Süleyman Gündüz’ün anlattığına göre üç aşamalı bir yıldırma yöntemi uygulanıyordu. Önce intibak eğitiminde “şok mangaları”nda işkence dolu eğitimden geçirildiler. Birçok arkadaşı dayanamadı ve ayrıldı. Dayanabilen Harp Okulu’na geçti. Burada ise önce fiziksel sonra da psikolojik işkence ve cezalara maruz kaldılar. Bunlara da dayananlara ise ders notlarının düşürülmesi ve sağlıklı oldukları halde sağlık raporu verilmesi gibi yıldırma yöntemleri uygulanıyordu. Gündüz, lisede başarılı bir öğrenciyken Harp Okulu’nda derslerden kaldı. İkinci sınıfı tekrar etmek zorunda kaldı. Gündüz, “Bazı derslerde de bu yapılanmanın teşkilatları vardı. Bu derslerden biz bırakıldık. Arkadaşlarımızı çalıştırmamıza rağmen onlar geçti, biz kaldık. Ben ikinci sınıfta kaldım. Mesela Türk dili dersi. Asya’dan gelen yabancı öğrenciler geçebilirken ben bu dersten kaldım. Ekonomi, iktisat dersi çalıştırdığım arkadaşlarım yüksek not aldı, ben düşük notlar aldım. Bu mümkün mü?” şeklinde anlattı.
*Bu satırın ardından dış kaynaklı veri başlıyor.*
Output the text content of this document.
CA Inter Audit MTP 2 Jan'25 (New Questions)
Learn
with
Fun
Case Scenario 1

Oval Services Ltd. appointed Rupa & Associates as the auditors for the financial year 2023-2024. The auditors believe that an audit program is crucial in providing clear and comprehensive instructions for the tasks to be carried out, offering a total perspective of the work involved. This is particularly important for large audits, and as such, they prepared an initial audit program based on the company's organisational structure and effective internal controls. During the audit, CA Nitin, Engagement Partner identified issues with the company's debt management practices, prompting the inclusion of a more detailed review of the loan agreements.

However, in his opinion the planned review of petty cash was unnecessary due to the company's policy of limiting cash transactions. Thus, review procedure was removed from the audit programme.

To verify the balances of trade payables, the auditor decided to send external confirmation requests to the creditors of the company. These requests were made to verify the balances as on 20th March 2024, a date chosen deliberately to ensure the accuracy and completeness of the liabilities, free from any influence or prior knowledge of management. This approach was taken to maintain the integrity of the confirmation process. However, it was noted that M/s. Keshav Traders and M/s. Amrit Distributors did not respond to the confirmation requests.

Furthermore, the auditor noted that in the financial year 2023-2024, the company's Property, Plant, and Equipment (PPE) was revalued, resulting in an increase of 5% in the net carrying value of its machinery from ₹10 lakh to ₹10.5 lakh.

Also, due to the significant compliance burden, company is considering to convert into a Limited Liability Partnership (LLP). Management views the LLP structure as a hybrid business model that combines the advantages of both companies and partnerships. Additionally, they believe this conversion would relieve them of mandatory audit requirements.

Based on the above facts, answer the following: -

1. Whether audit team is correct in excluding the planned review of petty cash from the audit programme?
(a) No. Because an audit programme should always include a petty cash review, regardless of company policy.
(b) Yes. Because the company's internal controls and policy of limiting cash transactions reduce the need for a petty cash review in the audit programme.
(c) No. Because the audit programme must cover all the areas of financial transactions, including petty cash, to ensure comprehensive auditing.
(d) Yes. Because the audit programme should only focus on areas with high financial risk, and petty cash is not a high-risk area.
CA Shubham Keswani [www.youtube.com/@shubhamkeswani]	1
Gündüz’e 7 yıllık askeri okul eğitiminin ardından “uyumsuzluk” raporu verilmiş. Gündüz, “Yılmayan harbiyeliler GATA’ya sevk ediliyordu. Kardiyoloji ve Psikiyatri bölümlerine özellikle. Kalp kapağı, mitral kapağı yetmezliği adı altında çoğu arkadaşıma olumsuz rapor verildi. Benim raporum ‘uyum bozukluğu’ şeklinde. Kalpten de ‘muharip sınıf olamaz’ raporum var. En son olarak bunlarla bizi Türk Silahlı Kuvvetleri’nden uzaklaştırdılar. Şu anda GATA’dan da ihraçları öğreniyoruz zaten. Gündüz, ne psikolojik olarak ne de fiziksel olarak kendisine verilen raporları hak etmediğini söylüyor. Üç yıl boyunca bütün “işkence ve yıldırma yöntemlerine” dayanabildiği için sürekli sağlık raporları verilerek okuldan ayrılmak zorunda bırakıldığını söylüyor. Sağlık raporları verilmesine rağmen ben bunların hiç bir rahatsızlığını hissetmedim. Arkadaşlarım da böyleydi. Dışarıda tedaviye giden arkadaşlarımız oldu. Hiçbir sorunları olmadığı anlaşıldı.” dedi.

“İade-i itibar istiyoruz”

Süleyman Gündüz, kötü muamele gördüğü komutanlarının 15 Temmuz’dan sonra darbeci olduğunu duydu.O zaman neden böyle bir muameleye tabi tutulduklarını anladıklarını söylüyor: “Bize bu muameleyi yapan sıralı amirlerimizi zaten biz 15 Temmuz gecesinden itibaren haberlerde görmeye başladık. Direkt bu konuşmaların içinde ihraç edilen subayların içinde görüyoruz.” Süleyman Gündüz, şimdi Marmara Üniversite’sinde iktisat okuyor.  Bazı arkadaşları okula dönmek istiyor. O ise sadece iade-i itibar istiyor.